6. Introduction to Abnormal & Health Psychology You will examine the way in which these disciplines apply psychological knowledge to an understanding of health and illness, and the interventions used to improve health or relieve the symptoms of illness. You will examine how concepts of health have changed over time, what is meant by normality and abnormality, and the different models that psychologists have used to understand the causes of mental ill-health. You will examine specific health problems, both physical and mental, including eating disorders, stress, trauma, and sexual disorders.
7. The Psychology of Everyday Life During this module you will look at a number of topical issues in order to demonstrate how psychology can provide insight into people’s behaviour, and how we benefit from a scientific psychological approach. Topics included will depend upon the interests and expertise of the academic staff involved in teaching this module and therefore may vary from time to time. However, questions which might be addressed include: Does criminal profiling work? Can we measure intelligence? Why do we sleep? Do dreams have meaning? Why do we forget things? How accurate are eyewitness accounts of crime?

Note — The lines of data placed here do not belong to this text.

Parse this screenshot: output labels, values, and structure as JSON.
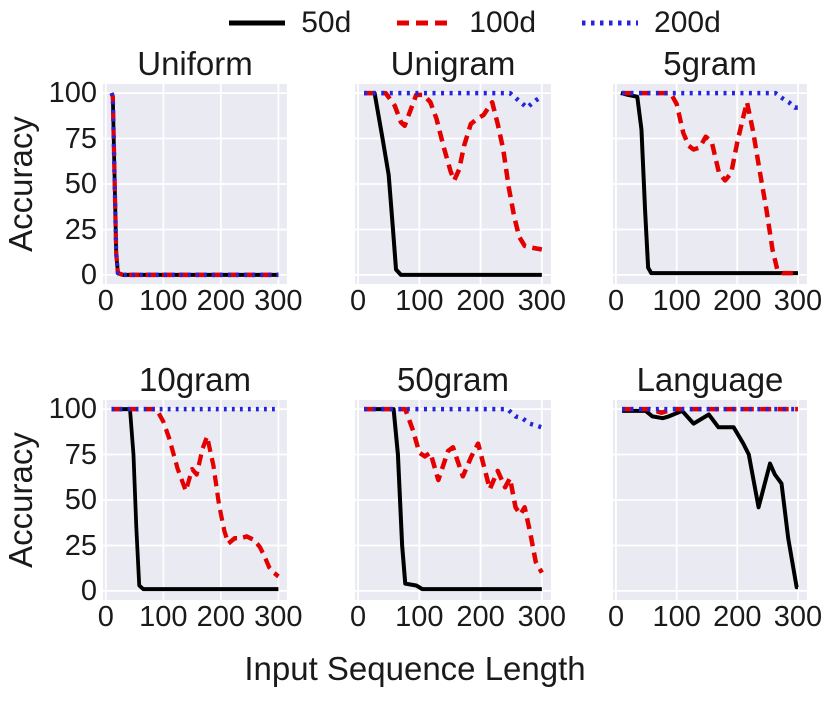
{
  "legend": [
    {
      "label": "50d",
      "color": "#000000",
      "style": "solid",
      "width": 4
    },
    {
      "label": "100d",
      "color": "#e50000",
      "style": "dashed",
      "width": 4.5
    },
    {
      "label": "200d",
      "color": "#2424dd",
      "style": "dotted",
      "width": 4.5
    }
  ],
  "axes": {
    "ylabel": "Accuracy",
    "xlabel": "Input Sequence Length",
    "yticks": [
      100,
      75,
      50,
      25,
      0
    ],
    "xticks": [
      0,
      100,
      200,
      300
    ],
    "xlim": [
      -5,
      315
    ],
    "ylim": [
      -5,
      105
    ],
    "grid": true,
    "background": "#eaeaf2",
    "gridcolor": "#ffffff"
  },
  "chart_data": [
    {
      "type": "line",
      "title": "Uniform",
      "series": [
        {
          "name": "50d",
          "points": [
            [
              10,
              100
            ],
            [
              12,
              98
            ],
            [
              15,
              55
            ],
            [
              18,
              12
            ],
            [
              21,
              1
            ],
            [
              30,
              0
            ],
            [
              300,
              0
            ]
          ]
        },
        {
          "name": "100d",
          "points": [
            [
              10,
              100
            ],
            [
              12,
              98
            ],
            [
              15,
              55
            ],
            [
              18,
              12
            ],
            [
              21,
              1
            ],
            [
              30,
              0
            ],
            [
              300,
              0
            ]
          ]
        },
        {
          "name": "200d",
          "points": [
            [
              10,
              100
            ],
            [
              12,
              98
            ],
            [
              15,
              55
            ],
            [
              18,
              12
            ],
            [
              21,
              1
            ],
            [
              30,
              0
            ],
            [
              300,
              0
            ]
          ]
        }
      ]
    },
    {
      "type": "line",
      "title": "Unigram",
      "series": [
        {
          "name": "50d",
          "points": [
            [
              10,
              100
            ],
            [
              27,
              100
            ],
            [
              40,
              75
            ],
            [
              50,
              55
            ],
            [
              57,
              25
            ],
            [
              62,
              3
            ],
            [
              70,
              0
            ],
            [
              300,
              0
            ]
          ]
        },
        {
          "name": "100d",
          "points": [
            [
              10,
              100
            ],
            [
              45,
              100
            ],
            [
              60,
              93
            ],
            [
              70,
              84
            ],
            [
              76,
              82
            ],
            [
              85,
              90
            ],
            [
              95,
              99
            ],
            [
              107,
              99
            ],
            [
              118,
              95
            ],
            [
              128,
              86
            ],
            [
              140,
              70
            ],
            [
              151,
              57
            ],
            [
              157,
              52
            ],
            [
              165,
              58
            ],
            [
              173,
              71
            ],
            [
              184,
              83
            ],
            [
              195,
              86
            ],
            [
              205,
              88
            ],
            [
              213,
              92
            ],
            [
              219,
              95
            ],
            [
              228,
              83
            ],
            [
              237,
              69
            ],
            [
              246,
              48
            ],
            [
              255,
              32
            ],
            [
              263,
              21
            ],
            [
              272,
              16
            ],
            [
              283,
              15
            ],
            [
              300,
              14
            ]
          ]
        },
        {
          "name": "200d",
          "points": [
            [
              10,
              100
            ],
            [
              248,
              100
            ],
            [
              262,
              96
            ],
            [
              276,
              92
            ],
            [
              290,
              96
            ],
            [
              300,
              98
            ]
          ]
        }
      ]
    },
    {
      "type": "line",
      "title": "5gram",
      "series": [
        {
          "name": "50d",
          "points": [
            [
              8,
              100
            ],
            [
              20,
              99
            ],
            [
              35,
              98
            ],
            [
              42,
              80
            ],
            [
              48,
              35
            ],
            [
              53,
              4
            ],
            [
              58,
              1
            ],
            [
              300,
              1
            ]
          ]
        },
        {
          "name": "100d",
          "points": [
            [
              10,
              100
            ],
            [
              90,
              100
            ],
            [
              100,
              94
            ],
            [
              111,
              78
            ],
            [
              120,
              71
            ],
            [
              128,
              69
            ],
            [
              138,
              70
            ],
            [
              148,
              76
            ],
            [
              158,
              73
            ],
            [
              170,
              56
            ],
            [
              180,
              52
            ],
            [
              190,
              56
            ],
            [
              200,
              73
            ],
            [
              210,
              87
            ],
            [
              216,
              95
            ],
            [
              226,
              79
            ],
            [
              237,
              57
            ],
            [
              248,
              36
            ],
            [
              258,
              14
            ],
            [
              266,
              3
            ],
            [
              275,
              1
            ],
            [
              300,
              1
            ]
          ]
        },
        {
          "name": "200d",
          "points": [
            [
              10,
              100
            ],
            [
              263,
              100
            ],
            [
              275,
              97
            ],
            [
              285,
              95
            ],
            [
              295,
              92
            ],
            [
              300,
              92
            ]
          ]
        }
      ]
    },
    {
      "type": "line",
      "title": "10gram",
      "series": [
        {
          "name": "50d",
          "points": [
            [
              10,
              100
            ],
            [
              42,
              100
            ],
            [
              48,
              75
            ],
            [
              53,
              35
            ],
            [
              58,
              3
            ],
            [
              65,
              1
            ],
            [
              300,
              1
            ]
          ]
        },
        {
          "name": "100d",
          "points": [
            [
              10,
              100
            ],
            [
              88,
              100
            ],
            [
              100,
              93
            ],
            [
              110,
              84
            ],
            [
              125,
              67
            ],
            [
              139,
              55
            ],
            [
              150,
              67
            ],
            [
              158,
              64
            ],
            [
              168,
              78
            ],
            [
              176,
              85
            ],
            [
              187,
              69
            ],
            [
              197,
              47
            ],
            [
              206,
              33
            ],
            [
              213,
              26
            ],
            [
              224,
              29
            ],
            [
              235,
              29
            ],
            [
              245,
              30
            ],
            [
              258,
              28
            ],
            [
              268,
              24
            ],
            [
              276,
              19
            ],
            [
              284,
              13
            ],
            [
              292,
              10
            ],
            [
              300,
              8
            ]
          ]
        },
        {
          "name": "200d",
          "points": [
            [
              10,
              100
            ],
            [
              300,
              100
            ]
          ]
        }
      ]
    },
    {
      "type": "line",
      "title": "50gram",
      "series": [
        {
          "name": "50d",
          "points": [
            [
              10,
              100
            ],
            [
              58,
              100
            ],
            [
              65,
              75
            ],
            [
              72,
              25
            ],
            [
              77,
              4
            ],
            [
              95,
              3
            ],
            [
              105,
              1
            ],
            [
              300,
              1
            ]
          ]
        },
        {
          "name": "100d",
          "points": [
            [
              10,
              100
            ],
            [
              77,
              100
            ],
            [
              90,
              88
            ],
            [
              100,
              76
            ],
            [
              109,
              74
            ],
            [
              118,
              76
            ],
            [
              131,
              61
            ],
            [
              147,
              77
            ],
            [
              155,
              79
            ],
            [
              171,
              63
            ],
            [
              185,
              74
            ],
            [
              196,
              81
            ],
            [
              215,
              56
            ],
            [
              228,
              66
            ],
            [
              240,
              57
            ],
            [
              248,
              62
            ],
            [
              257,
              46
            ],
            [
              265,
              42
            ],
            [
              272,
              46
            ],
            [
              281,
              32
            ],
            [
              290,
              16
            ],
            [
              300,
              10
            ]
          ]
        },
        {
          "name": "200d",
          "points": [
            [
              10,
              100
            ],
            [
              244,
              100
            ],
            [
              257,
              96
            ],
            [
              268,
              95
            ],
            [
              280,
              92
            ],
            [
              300,
              90
            ]
          ]
        }
      ]
    },
    {
      "type": "line",
      "title": "Language",
      "series": [
        {
          "name": "50d",
          "points": [
            [
              10,
              99
            ],
            [
              49,
              99
            ],
            [
              60,
              96
            ],
            [
              77,
              95
            ],
            [
              87,
              96
            ],
            [
              109,
              99
            ],
            [
              128,
              92
            ],
            [
              153,
              97
            ],
            [
              169,
              90
            ],
            [
              194,
              90
            ],
            [
              210,
              81
            ],
            [
              219,
              75
            ],
            [
              235,
              46
            ],
            [
              254,
              70
            ],
            [
              262,
              64
            ],
            [
              273,
              59
            ],
            [
              284,
              29
            ],
            [
              298,
              2
            ],
            [
              300,
              2
            ]
          ]
        },
        {
          "name": "100d",
          "points": [
            [
              10,
              100
            ],
            [
              55,
              100
            ],
            [
              75,
              98
            ],
            [
              95,
              100
            ],
            [
              300,
              100
            ]
          ]
        },
        {
          "name": "200d",
          "points": [
            [
              10,
              100
            ],
            [
              300,
              100
            ]
          ]
        }
      ]
    }
  ]
}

8. Fundamentals of Cognitive Psychology Our experience of the world is an interpretation based on many cognitive processes being carried out by the brain. Because these processes are so automatic, and their outcome so convincing, people are often not aware that what they are experiencing is merely an interpretation, and as such can be inaccurate. This module will challenge you to think more clearly about this, and consider the ways in which the brain constructs its interpretation of the world, and the ways in which this interpretation can be misleading.

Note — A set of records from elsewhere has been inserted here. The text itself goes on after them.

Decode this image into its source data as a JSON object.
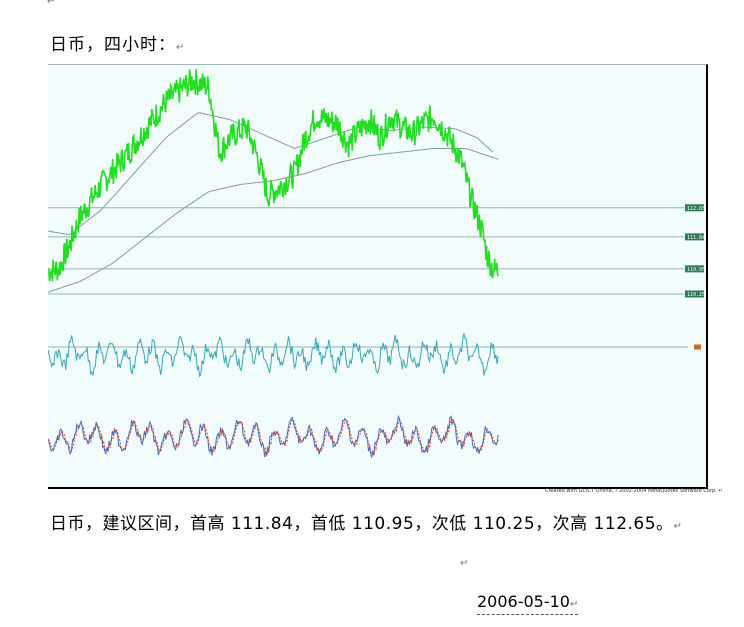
{
  "document": {
    "heading": "日币，四小时：",
    "summary": "日币，建议区间，首高 111.84，首低 110.95，次低 110.25，次高 112.65。",
    "date": "2006-05-10",
    "paragraph_mark": "↵"
  },
  "chart_data": {
    "type": "line",
    "credit": "Created with GCICT Online, ? 2002-2004 MetaQuotes Software Corp.",
    "colors": {
      "background": "#f2fcfc",
      "price": "#22dd22",
      "moving_average": "#7fa0a0",
      "level_line": "#9ab0b0",
      "level_label_bg": "#2f7a55",
      "oscillator": "#3aa7b5",
      "stoch_main": "#3a6fc9",
      "stoch_signal": "#d43a3a"
    },
    "price_keypoints": [
      [
        0,
        110.9
      ],
      [
        0.02,
        110.95
      ],
      [
        0.04,
        111.6
      ],
      [
        0.06,
        112.4
      ],
      [
        0.1,
        113.3
      ],
      [
        0.14,
        114.0
      ],
      [
        0.18,
        114.8
      ],
      [
        0.22,
        115.6
      ],
      [
        0.27,
        116.2
      ],
      [
        0.3,
        116.0
      ],
      [
        0.32,
        114.2
      ],
      [
        0.34,
        114.6
      ],
      [
        0.37,
        114.9
      ],
      [
        0.39,
        114.1
      ],
      [
        0.41,
        113.0
      ],
      [
        0.43,
        113.2
      ],
      [
        0.46,
        113.6
      ],
      [
        0.48,
        114.6
      ],
      [
        0.5,
        115.2
      ],
      [
        0.52,
        115.1
      ],
      [
        0.54,
        115.0
      ],
      [
        0.56,
        114.4
      ],
      [
        0.58,
        114.8
      ],
      [
        0.6,
        115.1
      ],
      [
        0.62,
        114.6
      ],
      [
        0.64,
        115.2
      ],
      [
        0.66,
        114.9
      ],
      [
        0.68,
        114.7
      ],
      [
        0.7,
        115.0
      ],
      [
        0.72,
        115.2
      ],
      [
        0.74,
        114.8
      ],
      [
        0.76,
        114.3
      ],
      [
        0.77,
        114.0
      ],
      [
        0.79,
        112.9
      ],
      [
        0.81,
        112.0
      ],
      [
        0.82,
        111.3
      ],
      [
        0.83,
        110.95
      ],
      [
        0.84,
        110.9
      ]
    ],
    "moving_averages": [
      [
        [
          0,
          112.0
        ],
        [
          0.04,
          111.9
        ],
        [
          0.1,
          112.6
        ],
        [
          0.16,
          113.6
        ],
        [
          0.22,
          114.6
        ],
        [
          0.28,
          115.3
        ],
        [
          0.34,
          115.1
        ],
        [
          0.4,
          114.7
        ],
        [
          0.46,
          114.3
        ],
        [
          0.52,
          114.6
        ],
        [
          0.58,
          114.9
        ],
        [
          0.64,
          114.8
        ],
        [
          0.7,
          114.9
        ],
        [
          0.76,
          114.85
        ],
        [
          0.8,
          114.6
        ],
        [
          0.83,
          114.2
        ]
      ],
      [
        [
          0,
          110.3
        ],
        [
          0.06,
          110.6
        ],
        [
          0.12,
          111.1
        ],
        [
          0.18,
          111.8
        ],
        [
          0.24,
          112.5
        ],
        [
          0.3,
          113.1
        ],
        [
          0.36,
          113.3
        ],
        [
          0.42,
          113.4
        ],
        [
          0.48,
          113.6
        ],
        [
          0.54,
          113.9
        ],
        [
          0.6,
          114.1
        ],
        [
          0.66,
          114.2
        ],
        [
          0.72,
          114.3
        ],
        [
          0.78,
          114.3
        ],
        [
          0.82,
          114.1
        ],
        [
          0.84,
          114.0
        ]
      ]
    ],
    "levels": [
      {
        "value": 112.65,
        "label": "112.65"
      },
      {
        "value": 111.84,
        "label": "111.84"
      },
      {
        "value": 110.95,
        "label": "110.95"
      },
      {
        "value": 110.25,
        "label": "110.25"
      }
    ],
    "ylim": [
      110.0,
      116.4
    ]
  }
}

Level 2 - (120 credits) Consists of 8 modules worth 15 credits each: 1. Research Techniques for Psychology: Statistics This module develops a critical understanding of the principles of data collection for psychology, and considers the theoretical bases of various qualitative and quantitative methods. Theoretical, conceptual and ethical issues are covered; the emphasis is on ensuring that you understand the logic behind the techniques covered, so that you know when it is appropriate to use a particular approach, and how to interpret its output. This module will focus largely on quantitative data analysis techniques such as t-tests, linear regression and Analysis of Variance.
2. Research Techniques for Psychology: Methods This module follows on from Research Techniques for Psychology: Statistics.
3. Biopsychology Biopsychology introduces you to the physiological mechanisms that underlie all behaviour and cognition. Initially, the module introduces the philosophy that underpins biological psychology, and discusses issues such as determinism, reductionism and free will. The module then focuses on capture, communication and processing of information in the nervous system and looks in detail at the mechanics of these processes.
4. Personality, Intelligence & Psychometrics You will develop an understanding of key contemporary approaches to the study and assessment of personality and intelligence. In this module you will examine the assumptions behind theoretical approaches to personality and intelligence; the nature of personality and intelligence; the theory of psychometrics; the strengths, implications and limitations of different approaches; and the applications of theory. You will develop basic skills in understanding and using psychological tests.